Seattle’s rural neighbors have long endured stop-and-go traffic on long segments of the two-lane highway, especially over weekends and holidays. For some context, Sultan has less than 6,000 residents, Gold Bar 2,000, and Index fewer than 200. And yet, according to the Washington State Department of Transportation (WSDOT), nearly 40,000 vehicles drive on U.S. Highway 2 daily.
Volume has only increased since the start of the pandemic, as more people look for in-state travel destinations. Bumper-to-bumper traffic along U.S. Highway 2 causes visiting drivers to pull off into towns and cities looking for alternate routes — clogging side streets and other county roads. Weekends and holidays are notoriously bad, as residents become trapped in their homes because heavy traffic restricts their ability to commute to work, shop and do child-related activities.
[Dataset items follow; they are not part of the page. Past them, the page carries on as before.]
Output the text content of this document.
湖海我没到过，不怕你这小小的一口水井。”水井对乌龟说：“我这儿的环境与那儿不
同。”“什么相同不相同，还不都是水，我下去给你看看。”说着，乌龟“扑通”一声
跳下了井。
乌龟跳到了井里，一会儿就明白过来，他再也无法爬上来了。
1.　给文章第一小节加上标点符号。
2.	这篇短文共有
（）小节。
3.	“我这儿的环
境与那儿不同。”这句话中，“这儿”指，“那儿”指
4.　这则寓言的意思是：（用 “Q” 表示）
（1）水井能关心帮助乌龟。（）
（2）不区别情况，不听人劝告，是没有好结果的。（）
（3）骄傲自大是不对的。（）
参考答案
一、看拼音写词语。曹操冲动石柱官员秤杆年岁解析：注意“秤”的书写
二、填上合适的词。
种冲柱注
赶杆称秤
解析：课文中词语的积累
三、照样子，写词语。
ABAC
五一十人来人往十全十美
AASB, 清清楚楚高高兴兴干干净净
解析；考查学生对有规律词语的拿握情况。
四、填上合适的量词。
This problem isn’t merely a nuisance, it’s a hazard. A memorial to a 17-year-old killed in a head-on collision on U.S. Highway 2 was recently erected near Gold Bar, encouraging people to drive safely. Long designated the “Highway of Death” because of the high number of fatalities, the road bears several crosses with the names of the deceased as a sad reminder of the dangers.
Last summer, visitors to Big Rock, a popular spot along the South Fork Skykomish River, created an additional safety issue as drivers visiting the area parked illegally along the two-lane highway. This limited access for emergency vehicles. Despite several “no parking” signs posted in Gold Bar, visitors often park on both sides of the road, leaving only one usable lane.
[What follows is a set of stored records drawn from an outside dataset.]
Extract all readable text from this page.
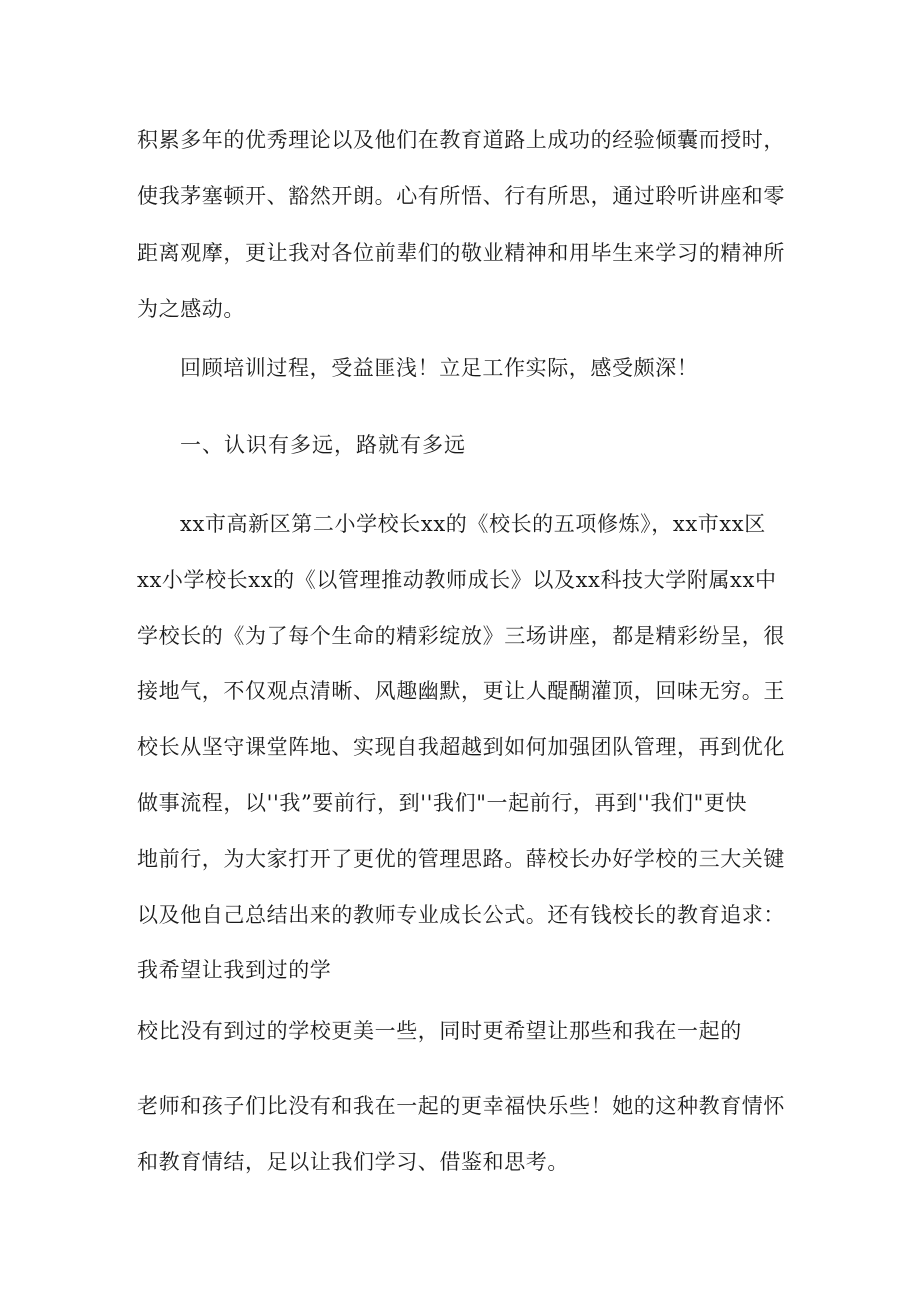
积累多年的优秀理论以及他们在教育道路上成功的经验倾囊而授时，
使我茅塞顿开、豁然开朗。心有所悟、行有所思，通过聆听讲座和零
距离观摩，更让我对各位前辈们的敬业精神和用毕生来学习的精神所
为之感动。
回顾培训过程，受益匪浅！立足工作实际，感受颇深！
一、认识有多远，路就有多远
xx市高新区第二小学校长xx的《校长的五项修炼》，xx市xx区
xx小学校长xx的《以管理推动教师成长》以及xx科技大学附属xx中
学校长的《为了每个生命的精彩绽放》三场讲座，都是精彩纷呈，很
接地气，不仅观点清晰、风趣幽默，更让人醍醐灌顶，回味无穷。王
校长从坚守课堂阵地、实现自我超越到如何加强团队管理，再到优化
做事流程，以''我”要前行，到''我们"一起前行，再到''我们"更快
地前行，为大家打开了更优的管理思路。薛校长办好学校的三大关键
以及他自己总结出来的教师专业成长公式。还有钱校长的教育追求：
我希望让我到过的学
校比没有到过的学校更美一些，同时更希望让那些和我在一起的
老师和孩子们比没有和我在一起的更幸福快乐些！她的这种教育情怀
和教育情结，足以让我们学习、借鉴和思考。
Rescuers and emergency medical personnel called to the area, especially those involved in water searches, are unable to help if they can’t get to people in distress. As Sky Valley Fire Chief Eric Andrews stated in a letter to legislators seeking solutions to traffic in the region, “Sirens and lights are of no use when there is no place for vehicles to pull over and allow emergency vehicles to pass.”
A lot needs to be done on U.S. Highway 2. Although we’re grateful our fellow citizens and neighbors coming from Seattle and other parts of the state can freely enjoy scenic recreational areas, we need their support to get important safety and expansion efforts on U.S. Highway 2 moving forward.
The multibillion-dollar House transportation budget includes more than $6.5 million for the U.S. Highway 2 safety project. That allocation includes a proviso I’ve offered that would authorize WSDOT to conduct a safety and capacity study. Regional growth factors, high traffic volumes and congestion causing backups, resulting in long travel times, would be carefully examined along with ideas on what needs to be done to alleviate high-traffic volumes and congestion.
Now that transportation budget legislation has been approved in both chambers, the spending plans head to a budget conference. Leaders of each caucus will iron out differences in the separate proposals and present a concurrent transportation budget for both chambers to vote on again. For safety reasons, it’s critical this study gets approved and funded. But we need support from our Seattle and other Puget Sound area legislators and residents to do so. Let’s get it passed and kick off these desperately needed changes. It’s the neighborly thing to do.